The Governor launched into his spiel, speaking through an interpreter. I was pleased to discover that Standard English was to be the language used. It made sense, of course. English is the common language of Space just as it used to be the common language of the sea, back on Earth. And as the majority of the merchant vessels landing on Darban had been of Terran registry, the local merchants and officials had learned English.

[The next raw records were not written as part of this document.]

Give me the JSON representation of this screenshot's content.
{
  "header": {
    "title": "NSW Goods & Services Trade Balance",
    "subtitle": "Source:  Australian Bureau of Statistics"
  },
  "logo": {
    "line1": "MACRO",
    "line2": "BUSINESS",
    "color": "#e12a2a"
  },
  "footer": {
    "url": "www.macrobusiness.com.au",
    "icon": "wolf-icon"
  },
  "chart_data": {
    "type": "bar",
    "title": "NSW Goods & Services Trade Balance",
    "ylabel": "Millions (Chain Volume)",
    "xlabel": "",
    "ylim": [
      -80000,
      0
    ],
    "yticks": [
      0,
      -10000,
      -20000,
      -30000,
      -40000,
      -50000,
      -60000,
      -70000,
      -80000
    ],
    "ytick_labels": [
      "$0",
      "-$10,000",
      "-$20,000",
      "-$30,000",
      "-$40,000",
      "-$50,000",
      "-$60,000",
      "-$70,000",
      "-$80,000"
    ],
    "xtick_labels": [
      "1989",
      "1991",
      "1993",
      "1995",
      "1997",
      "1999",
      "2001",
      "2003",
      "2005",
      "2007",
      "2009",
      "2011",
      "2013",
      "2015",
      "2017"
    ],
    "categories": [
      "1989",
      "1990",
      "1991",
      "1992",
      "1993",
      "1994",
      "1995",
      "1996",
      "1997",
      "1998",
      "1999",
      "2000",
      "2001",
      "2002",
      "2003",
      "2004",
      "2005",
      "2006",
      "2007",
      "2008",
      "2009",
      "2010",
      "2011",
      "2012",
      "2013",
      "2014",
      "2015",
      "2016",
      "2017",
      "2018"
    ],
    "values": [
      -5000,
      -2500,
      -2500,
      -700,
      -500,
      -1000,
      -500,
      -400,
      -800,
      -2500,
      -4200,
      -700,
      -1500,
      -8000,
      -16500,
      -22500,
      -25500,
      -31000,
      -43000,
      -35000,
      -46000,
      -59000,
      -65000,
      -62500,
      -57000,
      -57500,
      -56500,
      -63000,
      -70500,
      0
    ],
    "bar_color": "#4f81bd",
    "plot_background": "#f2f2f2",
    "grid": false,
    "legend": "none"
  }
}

The Governor, through his mouthpiece, said that he welcomed us all. He said that he was pleased that Imperial Earth had sent her representative, albeit belatedly, to this meeting of cultures. Blah, blah, blah. He agreed with the representatives of the Great Space-faring Powers that it was desirable for some sort of permanent base to be established on Darban. But . . . but whichever of us was given the privilege of taking up residence on his fair planet would have to prove capability to conform, to mix. . . . (By this time the interpreter was having trouble in getting the idea across but he managed somehow.) The Darbanese, the Governor told us, were a sporting people and in Barkara there was one sport preferred to all others. This was racing. It would be in keeping with Darbanese tradition if the Treaty were made with whichever of us proved the most expert in a competition of this nature. . . .
“Racing?” I whispered. In a foot race we’d probably be able to beat the Shaara and the Hallicheki, but I didn’t think that it was foot racing that was implied. Horse racing or its local equivalent? That didn’t seem right either.
“Balloon racing,” muttered Spooky Deane, who had been flapping his psionic ears.
I just didn’t see how balloon racing could be a spectator sport—but the tapes on Darban with which we had been supplied were far from comprehensive. As we soon found out.